People generally fall into this paradox because they see themselves as being above partisan disputes—even while they are in the throes of them. This is because they know The Truth and are thus entitled to condemn others righteously. It is not particularly attractive or useful when religious fundamentalists do it and even less so when modern liberals do it.

We are seeing a lot of this sort of hyperbole in the wake of the November election. People who, only weeks ago, were arguing for respect of other countries, no matter what their political values, are now ready to declare war on Russia. It is like some sort of mass hysteria.

One of the most jaw-dropping examples I have seen of absent self-awareness was in the December 19 issue of The New Yorker. In the “Shouts & Murmurs” humor section, there was a piece by Cora Frazier entitled “Katniss Everdeen, White House Intern Application.” First, let me go on record as having long been a fan of The New Yorker’s cartoons and arts coverage. Its humor in prose, though, usually goes right past me. I found this particular item, however, very funny but not for any reason the writer must have intended. Her clear intent in invoking the protagonist of The Hunger Games was to portray President-elect Trump as the books’ evil President Snow. What people at The New Yorker do not seem to understand is that, for many people outside New York and other urban areas, New Yorker writers are the very epitome of the over-privileged, fatuous Capitol dwellers living it up while folks in the rural hinterland scrape by to survive, as portrayed in Suzanne Collins’s books.

Would Katniss Everdeen be a Trump supporter? Well, as portrayed in the movies (full disclosure: I know only the movies and not the novels) she certainly is a disrupter. I doubt, however, that it was author Collins’s intention to write a coded book series about the Tea Party or the Alt Right. Yet that is nearly how it plays. The urban/rural divide laid bare by the U.S. election results looks like nothing so much as the economic/cultural tensions in the fictional country of Panem. Yet Cora Frazier, whose stock and trade as a New Yorker humor writer should be nothing if not irony, apparently saw none in aligning Ms. Everdeen with the Wall Street fatcats and capital dwellers who uniformly supported Hillary Clinton. Or maybe we were meant to see her version of Katniss as a die-hard Sanders supporter?

Therein lies the challenge for Democrats. They have to stop believing their own propaganda that they are the party of the working class and actually again become the party of the working class. That is, if they want to. If they do not—after all, I hear the American working class is full of racists and xenophobes—then they should decide what they really do want to stand for. Once they have done that, then they must say so clearly and act accordingly.
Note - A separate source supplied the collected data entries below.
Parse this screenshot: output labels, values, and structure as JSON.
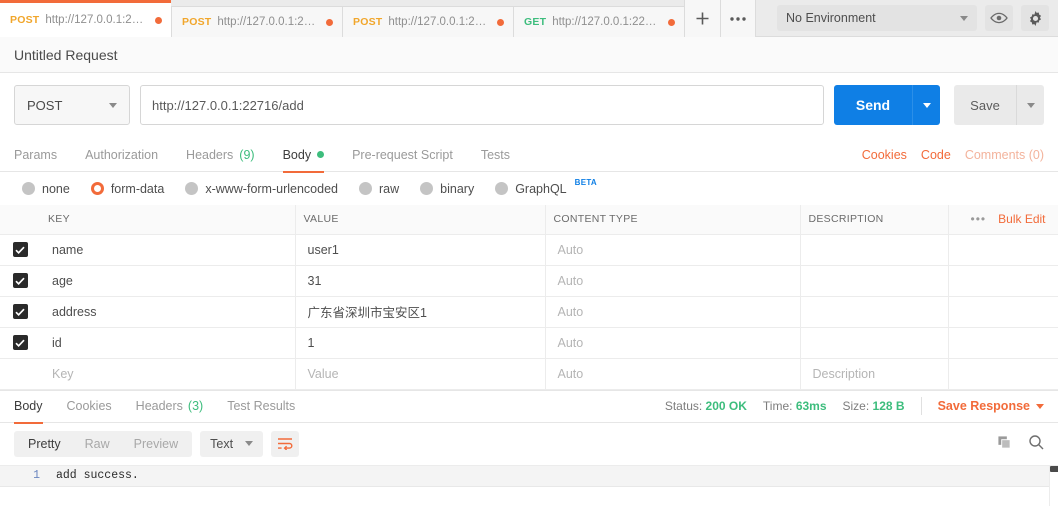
{
  "topbar": {
    "tabs": [
      {
        "method": "POST",
        "method_class": "post",
        "url": "http://127.0.0.1:227…",
        "active": true
      },
      {
        "method": "POST",
        "method_class": "post",
        "url": "http://127.0.0.1:227…",
        "active": false
      },
      {
        "method": "POST",
        "method_class": "post",
        "url": "http://127.0.0.1:227…",
        "active": false
      },
      {
        "method": "GET",
        "method_class": "get",
        "url": "http://127.0.0.1:2271…",
        "active": false
      }
    ],
    "new_tab_icon": "plus-icon",
    "more_tabs_icon": "ellipsis-icon",
    "environment": "No Environment",
    "eye_icon": "eye-icon",
    "settings_icon": "gear-icon"
  },
  "request": {
    "title": "Untitled Request",
    "method": "POST",
    "url": "http://127.0.0.1:22716/add",
    "send_label": "Send",
    "save_label": "Save",
    "tabs": [
      {
        "label": "Params",
        "count": "",
        "active": false,
        "dot": false
      },
      {
        "label": "Authorization",
        "count": "",
        "active": false,
        "dot": false
      },
      {
        "label": "Headers",
        "count": "(9)",
        "active": false,
        "dot": false
      },
      {
        "label": "Body",
        "count": "",
        "active": true,
        "dot": true
      },
      {
        "label": "Pre-request Script",
        "count": "",
        "active": false,
        "dot": false
      },
      {
        "label": "Tests",
        "count": "",
        "active": false,
        "dot": false
      }
    ],
    "links": {
      "cookies": "Cookies",
      "code": "Code",
      "comments": "Comments (0)"
    }
  },
  "body_types": [
    {
      "label": "none",
      "checked": false,
      "beta": ""
    },
    {
      "label": "form-data",
      "checked": true,
      "beta": ""
    },
    {
      "label": "x-www-form-urlencoded",
      "checked": false,
      "beta": ""
    },
    {
      "label": "raw",
      "checked": false,
      "beta": ""
    },
    {
      "label": "binary",
      "checked": false,
      "beta": ""
    },
    {
      "label": "GraphQL",
      "checked": false,
      "beta": "BETA"
    }
  ],
  "form_table": {
    "headers": {
      "key": "KEY",
      "value": "VALUE",
      "content_type": "CONTENT TYPE",
      "description": "DESCRIPTION",
      "dots": "•••",
      "bulk_edit": "Bulk Edit"
    },
    "rows": [
      {
        "checked": true,
        "key": "name",
        "value": "user1",
        "content_type": "Auto",
        "description": "",
        "placeholder": false
      },
      {
        "checked": true,
        "key": "age",
        "value": "31",
        "content_type": "Auto",
        "description": "",
        "placeholder": false
      },
      {
        "checked": true,
        "key": "address",
        "value": "广东省深圳市宝安区1",
        "content_type": "Auto",
        "description": "",
        "placeholder": false
      },
      {
        "checked": true,
        "key": "id",
        "value": "1",
        "content_type": "Auto",
        "description": "",
        "placeholder": false
      },
      {
        "checked": false,
        "key": "Key",
        "value": "Value",
        "content_type": "Auto",
        "description": "Description",
        "placeholder": true
      }
    ]
  },
  "response": {
    "tabs": [
      {
        "label": "Body",
        "count": "",
        "active": true
      },
      {
        "label": "Cookies",
        "count": "",
        "active": false
      },
      {
        "label": "Headers",
        "count": "(3)",
        "active": false
      },
      {
        "label": "Test Results",
        "count": "",
        "active": false
      }
    ],
    "meta": {
      "status_label": "Status:",
      "status_value": "200 OK",
      "time_label": "Time:",
      "time_value": "63ms",
      "size_label": "Size:",
      "size_value": "128 B",
      "save_response": "Save Response"
    },
    "view_modes": [
      {
        "label": "Pretty",
        "active": true
      },
      {
        "label": "Raw",
        "active": false
      },
      {
        "label": "Preview",
        "active": false
      }
    ],
    "format": "Text",
    "wrap_icon": "word-wrap-icon",
    "copy_icon": "copy-icon",
    "search_icon": "search-icon",
    "body_lines": [
      {
        "number": "1",
        "text": "add success."
      }
    ]
  },
  "colors": {
    "accent_orange": "#f26b3a",
    "send_blue": "#0f7fe5",
    "green": "#3dbd7d",
    "post_yellow": "#f1a62b"
  }
}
Perhaps they could become the party of the new Cold War. After all, these days they really seem to be itching for a fight with the Russians.

Here is some more unsolicited advice for Democrats (and Republicans, for that matter). Do not demonize people because they do not see things the same way you do—especially if you are hoping to get some of them to vote for you. Not every policy dispute is an apocalyptic struggle of good and evil. Most importantly, though, try to keep a sense of humor. Otherwise it is going to be a long four or eight years for New Yorker readers.